6 mars [1846], vendredi matin, 9 h. ¾ 

Bonjour mon Toto adoré, bonjour mon bien-aimé, bonjour toi, comment vas-tu ce matin ? Es-tu rentré bien tard ? As-tu pensé à moi ? M’as-tu plainte et regrettéea, viendras-tu bientôt, mon cher amour ? Pour moi je te désire plus que de toutes mes forces et je t’aime de même. Je viens de remettre toutes mes affaires en ordre. Ce n’était pas inutile : je crois que je n’ai jamais été plus crottée de ma vie et cependant j’ai usé de l’omnibus à satiété. Il était nécessaire que j’allasse à la pension pour remonter un peu ma pauvre péronnelle et pour tirer l’affaire en question à clair [1]. Il résulte de ce que m’a dit Mme Marre et ma fille elle-même qu’il n’y a pas eu mauvaise volonté flagrante et constatée par conséquent on serait très mal venu à s’en plaindre.

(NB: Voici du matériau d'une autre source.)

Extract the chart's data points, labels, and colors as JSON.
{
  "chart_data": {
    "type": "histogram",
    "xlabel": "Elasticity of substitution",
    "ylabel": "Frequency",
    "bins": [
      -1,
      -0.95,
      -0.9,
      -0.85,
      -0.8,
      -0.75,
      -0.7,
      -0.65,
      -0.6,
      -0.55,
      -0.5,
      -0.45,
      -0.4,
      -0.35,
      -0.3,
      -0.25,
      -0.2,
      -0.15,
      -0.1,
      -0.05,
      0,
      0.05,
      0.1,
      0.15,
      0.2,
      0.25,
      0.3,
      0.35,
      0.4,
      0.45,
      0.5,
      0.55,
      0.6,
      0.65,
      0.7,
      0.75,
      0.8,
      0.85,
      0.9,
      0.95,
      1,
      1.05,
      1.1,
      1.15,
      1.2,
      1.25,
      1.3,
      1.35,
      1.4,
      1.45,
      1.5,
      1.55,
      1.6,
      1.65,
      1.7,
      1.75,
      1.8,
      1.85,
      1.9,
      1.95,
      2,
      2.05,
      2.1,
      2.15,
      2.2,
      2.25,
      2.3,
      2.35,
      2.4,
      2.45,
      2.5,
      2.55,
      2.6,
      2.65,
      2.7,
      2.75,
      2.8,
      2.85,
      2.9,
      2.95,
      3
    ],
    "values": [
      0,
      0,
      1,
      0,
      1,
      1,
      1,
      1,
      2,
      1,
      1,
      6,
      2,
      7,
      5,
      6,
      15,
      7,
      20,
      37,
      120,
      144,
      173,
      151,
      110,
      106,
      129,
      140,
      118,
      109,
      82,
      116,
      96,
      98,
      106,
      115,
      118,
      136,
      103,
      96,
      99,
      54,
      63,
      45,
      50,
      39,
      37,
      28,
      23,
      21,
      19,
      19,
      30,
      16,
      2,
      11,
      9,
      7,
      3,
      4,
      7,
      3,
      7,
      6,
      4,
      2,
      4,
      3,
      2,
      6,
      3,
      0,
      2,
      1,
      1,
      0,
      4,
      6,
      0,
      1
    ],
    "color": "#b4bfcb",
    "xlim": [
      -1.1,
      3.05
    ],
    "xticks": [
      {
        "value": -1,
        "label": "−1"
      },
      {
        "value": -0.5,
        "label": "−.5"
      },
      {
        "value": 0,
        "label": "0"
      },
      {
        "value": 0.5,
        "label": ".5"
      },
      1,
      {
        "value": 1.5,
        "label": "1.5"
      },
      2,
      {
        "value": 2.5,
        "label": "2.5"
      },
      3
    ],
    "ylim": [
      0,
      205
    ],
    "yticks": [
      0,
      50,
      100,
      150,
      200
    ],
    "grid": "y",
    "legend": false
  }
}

Aussi mon bien-aimé je te supplie de ne pas t’en préoccuper davantage et de pardonner à cette pauvre enfant toute la peine et tous les ennuis qu’elle t’a causés à ce sujet. Le plus simple est qu’elle mûrisse ses études jusqu’au moment où elle sera appelée. Je l’y ai fortement engagée. J’espère qu’elle suivra cet avis. S’il fait beau jeudi prochain j’irai la voir pour la maintenir dans ses bonnes résolutions de travail et d’application. Dans tout cela mon cher bien-aimé il n’y a que toi qui aurais le droit de te plaindre et d’être découragé et cependant c’est toi qui nous consoles et nous soutiens toutes les deux. Tu es un pauvre bien aimé doux et généreux que je baise et que j’adore.

Juliette

BnF, Mss, NAF 16362, f. 231-232
Transcription d’Audrey Vala assistée de Florence Naugrette


6 mars [1846], vendredi soir, 6 h. ¾ 

Tu ne veux pas que je sois triste de ton absence. C’est comme si tu ne voulais pas que je t’aime plus que ma vie, l’un m’est aussi impossible que l’autre. J’ai besoin de te voir pour être heureuse, j’ai besoin de t’aimer pour vivre. Te voilà parti probablement jusqu’à demain. Cette pensée me serre le cœur et me donne mal à la tête. J’ai beau me raisonner, l’effet produit est toujours le même. Je suis triste, mon Victor bien-aimé, mais c’est une manière de t’aimer loin de toi. Je ne voudrais pas être gaie, quand même je le pourrais, parce qu’il me semble que je t’aimerais moins. Si je vais chez Joséphine ce soir, ce qui n’est rien moins que sûr, ce n’est pas pour y chercher du plaisir, chose qu’elle n’a jamais eueª en elle, ni autour d’elle mais pour user les heures pendant lesquelles je ne peux pas t’espérer. J’aimerais mieux si les rues étaient désertes, marcher devant moi au hasard jusqu’à demain. Ne pouvant pas me livrer à cet exercice je le remplace comme je peux au risque de m’ennuyer beaucoup. Si tu reviens tout à l’heure, ce que je n’ose espérer, je serai bien moins malheureuse. Tâche de venir, mon Victor charmant, et tâche encore de revenir cette nuit. Autrefois tu n’y aurais pas manqué : c’est qu’autrefois tu m’aimais comme je t’aimais, comme je t’aime toujours et comme je t’aimerai jusqu’à mon dernier soupir.

Juliette

BnF, Mss, NAF 16362, f. 233-234
Transcription d’Audrey Vala assistée de Florence Naugrette

a) « eu ».

Notes

[1Claire Pradier a échoué aux épreuves orales de l’examen d’institutrice, le lundi précédent.